Startled, Denise pleaded, “Don’t say that. I’m just beginning to feel settled in.”
“Every day the world is less certain and more dangerous,” André replied levelly. “How can we guess what the French will do next? When they laid down their arms they surrendered their souls.”
“Pétain tries to maintain national unity and French pride,” Alex added, “but with half a country at his disposal, subject to German authority, how long will that last?”
“All I want to do is cry,” Geneviève declared.
“Now is the time to look to our own souls,” André counseled, “to stay true to ourselves and all that we cherish of our human dignity.”
“I don’t know about these ‘souls,’” Alex grumped.

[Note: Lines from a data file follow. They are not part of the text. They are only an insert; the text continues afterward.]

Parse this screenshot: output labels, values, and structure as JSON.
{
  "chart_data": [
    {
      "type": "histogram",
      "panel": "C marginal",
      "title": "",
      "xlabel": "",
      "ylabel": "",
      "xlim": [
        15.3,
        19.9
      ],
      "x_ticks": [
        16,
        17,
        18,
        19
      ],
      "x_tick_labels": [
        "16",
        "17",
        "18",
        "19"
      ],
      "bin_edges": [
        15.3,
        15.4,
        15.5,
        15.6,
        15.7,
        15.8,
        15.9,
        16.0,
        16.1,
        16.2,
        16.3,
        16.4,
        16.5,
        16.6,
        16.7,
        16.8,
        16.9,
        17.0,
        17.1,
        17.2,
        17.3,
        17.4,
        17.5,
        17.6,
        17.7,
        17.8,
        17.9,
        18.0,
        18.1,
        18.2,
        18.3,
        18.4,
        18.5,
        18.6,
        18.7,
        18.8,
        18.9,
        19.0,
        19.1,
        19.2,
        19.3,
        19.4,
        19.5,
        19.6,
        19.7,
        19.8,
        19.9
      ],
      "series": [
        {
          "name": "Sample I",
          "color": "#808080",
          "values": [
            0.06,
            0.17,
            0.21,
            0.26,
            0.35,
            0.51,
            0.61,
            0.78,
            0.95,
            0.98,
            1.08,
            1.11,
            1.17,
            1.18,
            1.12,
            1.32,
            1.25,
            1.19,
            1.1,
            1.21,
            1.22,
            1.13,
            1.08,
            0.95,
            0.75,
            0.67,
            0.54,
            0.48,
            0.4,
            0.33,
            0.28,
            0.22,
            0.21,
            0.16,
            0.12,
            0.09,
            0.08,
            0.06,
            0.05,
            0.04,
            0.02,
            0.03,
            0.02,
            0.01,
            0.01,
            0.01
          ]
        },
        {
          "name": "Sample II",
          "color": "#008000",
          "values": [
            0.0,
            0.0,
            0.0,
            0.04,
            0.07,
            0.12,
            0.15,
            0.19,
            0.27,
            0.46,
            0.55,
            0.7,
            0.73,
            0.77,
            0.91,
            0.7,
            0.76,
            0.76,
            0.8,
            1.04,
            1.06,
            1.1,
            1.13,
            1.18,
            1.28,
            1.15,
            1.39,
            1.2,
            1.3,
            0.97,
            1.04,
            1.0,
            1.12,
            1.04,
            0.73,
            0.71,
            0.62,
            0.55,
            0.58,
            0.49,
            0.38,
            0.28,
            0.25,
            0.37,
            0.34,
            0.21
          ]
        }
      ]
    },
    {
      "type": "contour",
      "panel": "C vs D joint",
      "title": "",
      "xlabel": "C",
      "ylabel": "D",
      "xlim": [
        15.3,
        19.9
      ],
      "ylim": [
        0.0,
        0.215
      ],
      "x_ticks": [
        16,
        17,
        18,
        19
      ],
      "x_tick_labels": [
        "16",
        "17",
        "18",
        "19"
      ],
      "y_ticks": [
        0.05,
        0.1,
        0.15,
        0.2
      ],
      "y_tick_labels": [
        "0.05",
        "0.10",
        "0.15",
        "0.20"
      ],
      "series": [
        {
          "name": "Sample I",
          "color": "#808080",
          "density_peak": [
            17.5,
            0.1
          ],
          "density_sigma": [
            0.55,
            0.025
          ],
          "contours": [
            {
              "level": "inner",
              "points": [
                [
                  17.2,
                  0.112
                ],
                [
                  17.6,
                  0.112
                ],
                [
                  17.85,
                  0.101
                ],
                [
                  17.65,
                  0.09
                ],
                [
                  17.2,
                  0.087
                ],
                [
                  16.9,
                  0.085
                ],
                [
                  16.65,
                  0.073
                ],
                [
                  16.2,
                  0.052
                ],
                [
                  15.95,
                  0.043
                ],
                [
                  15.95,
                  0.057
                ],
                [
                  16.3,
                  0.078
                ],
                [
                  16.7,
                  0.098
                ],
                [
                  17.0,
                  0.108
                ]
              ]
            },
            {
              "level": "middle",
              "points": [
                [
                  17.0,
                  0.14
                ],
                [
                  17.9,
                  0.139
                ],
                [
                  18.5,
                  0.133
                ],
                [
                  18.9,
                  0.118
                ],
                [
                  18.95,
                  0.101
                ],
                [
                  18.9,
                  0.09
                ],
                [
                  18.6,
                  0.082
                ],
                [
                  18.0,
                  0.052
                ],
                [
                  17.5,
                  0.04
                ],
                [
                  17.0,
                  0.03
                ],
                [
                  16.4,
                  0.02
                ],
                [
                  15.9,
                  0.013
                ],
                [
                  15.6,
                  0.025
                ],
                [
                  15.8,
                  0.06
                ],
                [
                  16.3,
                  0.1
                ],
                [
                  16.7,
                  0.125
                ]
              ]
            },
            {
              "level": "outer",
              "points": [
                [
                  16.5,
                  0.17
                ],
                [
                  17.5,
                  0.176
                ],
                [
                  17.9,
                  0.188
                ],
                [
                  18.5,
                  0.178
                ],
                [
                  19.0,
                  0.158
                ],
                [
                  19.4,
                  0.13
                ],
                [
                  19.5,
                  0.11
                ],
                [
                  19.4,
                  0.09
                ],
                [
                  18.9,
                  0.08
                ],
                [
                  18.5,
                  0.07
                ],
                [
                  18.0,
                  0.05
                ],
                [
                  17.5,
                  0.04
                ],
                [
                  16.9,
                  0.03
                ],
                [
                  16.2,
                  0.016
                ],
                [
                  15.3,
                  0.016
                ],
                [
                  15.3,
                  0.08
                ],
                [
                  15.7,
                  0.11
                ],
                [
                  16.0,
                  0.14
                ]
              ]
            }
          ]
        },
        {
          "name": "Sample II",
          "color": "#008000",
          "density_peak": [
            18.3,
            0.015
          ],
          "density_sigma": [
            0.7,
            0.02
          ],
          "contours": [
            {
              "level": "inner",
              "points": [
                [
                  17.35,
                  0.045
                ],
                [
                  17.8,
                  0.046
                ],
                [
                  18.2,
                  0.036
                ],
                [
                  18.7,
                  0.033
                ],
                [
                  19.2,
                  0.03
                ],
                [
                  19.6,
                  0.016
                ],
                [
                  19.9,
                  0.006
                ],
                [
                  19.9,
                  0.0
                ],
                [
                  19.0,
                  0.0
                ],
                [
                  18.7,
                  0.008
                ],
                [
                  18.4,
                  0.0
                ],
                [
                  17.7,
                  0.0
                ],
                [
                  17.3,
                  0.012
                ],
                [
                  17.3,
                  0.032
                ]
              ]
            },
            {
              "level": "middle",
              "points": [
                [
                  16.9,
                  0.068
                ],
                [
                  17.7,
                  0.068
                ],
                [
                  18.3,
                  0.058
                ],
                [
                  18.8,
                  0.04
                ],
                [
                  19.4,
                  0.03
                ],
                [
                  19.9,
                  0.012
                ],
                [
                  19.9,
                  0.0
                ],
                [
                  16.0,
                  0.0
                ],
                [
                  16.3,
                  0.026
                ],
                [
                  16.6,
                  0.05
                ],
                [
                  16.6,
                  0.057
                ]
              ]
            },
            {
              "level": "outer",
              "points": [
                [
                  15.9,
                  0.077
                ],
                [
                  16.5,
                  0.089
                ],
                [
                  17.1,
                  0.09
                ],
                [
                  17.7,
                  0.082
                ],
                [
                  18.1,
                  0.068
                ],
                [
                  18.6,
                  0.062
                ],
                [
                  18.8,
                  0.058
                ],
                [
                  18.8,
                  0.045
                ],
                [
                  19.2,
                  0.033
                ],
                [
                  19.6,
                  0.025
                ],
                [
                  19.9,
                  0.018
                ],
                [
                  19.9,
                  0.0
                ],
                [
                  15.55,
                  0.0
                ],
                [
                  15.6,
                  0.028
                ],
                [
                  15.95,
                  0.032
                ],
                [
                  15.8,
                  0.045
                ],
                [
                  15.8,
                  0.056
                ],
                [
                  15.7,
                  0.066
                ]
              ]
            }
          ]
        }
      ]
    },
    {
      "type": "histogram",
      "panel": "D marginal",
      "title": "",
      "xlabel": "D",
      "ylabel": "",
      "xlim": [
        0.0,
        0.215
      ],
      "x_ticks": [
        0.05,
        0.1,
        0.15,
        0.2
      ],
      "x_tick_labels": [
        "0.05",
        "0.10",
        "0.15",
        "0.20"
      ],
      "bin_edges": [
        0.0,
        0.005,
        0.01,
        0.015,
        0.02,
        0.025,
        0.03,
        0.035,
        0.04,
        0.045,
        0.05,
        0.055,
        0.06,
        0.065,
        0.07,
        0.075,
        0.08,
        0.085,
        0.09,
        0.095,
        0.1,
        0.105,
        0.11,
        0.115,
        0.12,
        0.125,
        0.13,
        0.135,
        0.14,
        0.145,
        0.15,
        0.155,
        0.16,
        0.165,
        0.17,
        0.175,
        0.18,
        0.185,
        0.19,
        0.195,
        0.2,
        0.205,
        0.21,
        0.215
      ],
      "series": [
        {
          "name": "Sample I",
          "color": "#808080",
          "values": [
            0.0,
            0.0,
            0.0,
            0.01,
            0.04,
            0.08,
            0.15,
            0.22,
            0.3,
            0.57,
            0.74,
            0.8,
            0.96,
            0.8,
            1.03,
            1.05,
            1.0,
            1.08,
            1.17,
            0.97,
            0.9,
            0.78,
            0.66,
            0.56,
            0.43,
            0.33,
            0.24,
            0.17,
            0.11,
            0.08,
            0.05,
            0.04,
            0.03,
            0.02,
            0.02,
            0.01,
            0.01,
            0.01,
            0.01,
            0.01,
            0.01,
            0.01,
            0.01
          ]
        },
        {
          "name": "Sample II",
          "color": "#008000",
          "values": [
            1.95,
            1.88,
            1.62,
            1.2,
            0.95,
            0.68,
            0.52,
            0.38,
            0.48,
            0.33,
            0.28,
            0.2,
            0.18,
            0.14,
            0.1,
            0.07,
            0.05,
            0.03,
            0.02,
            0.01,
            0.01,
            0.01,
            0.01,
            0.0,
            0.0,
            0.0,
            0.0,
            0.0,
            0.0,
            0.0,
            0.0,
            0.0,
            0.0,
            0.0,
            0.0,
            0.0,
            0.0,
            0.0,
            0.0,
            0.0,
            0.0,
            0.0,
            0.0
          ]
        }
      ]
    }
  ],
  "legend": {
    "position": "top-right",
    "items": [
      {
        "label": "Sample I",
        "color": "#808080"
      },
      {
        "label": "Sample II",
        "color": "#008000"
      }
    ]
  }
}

“Think of it ethically then,” André insisted, “or politically. It’s too easy to forget oneself, to take comfort in becoming part of the great amorphous mass of the thoughtless, the spineless, the soulless, as I would say. To go along with the wrong instead of standing up for what’s right. To become nothing because so many are nothing and being nothing takes less effort than becoming something worthwhile. Of course we all must die eventually but to die for nothing—as nothing—is too cruel to contemplate. To lose one’s way and remain forever lost. To participate in the dissolution of society and the degradation of all human worth.”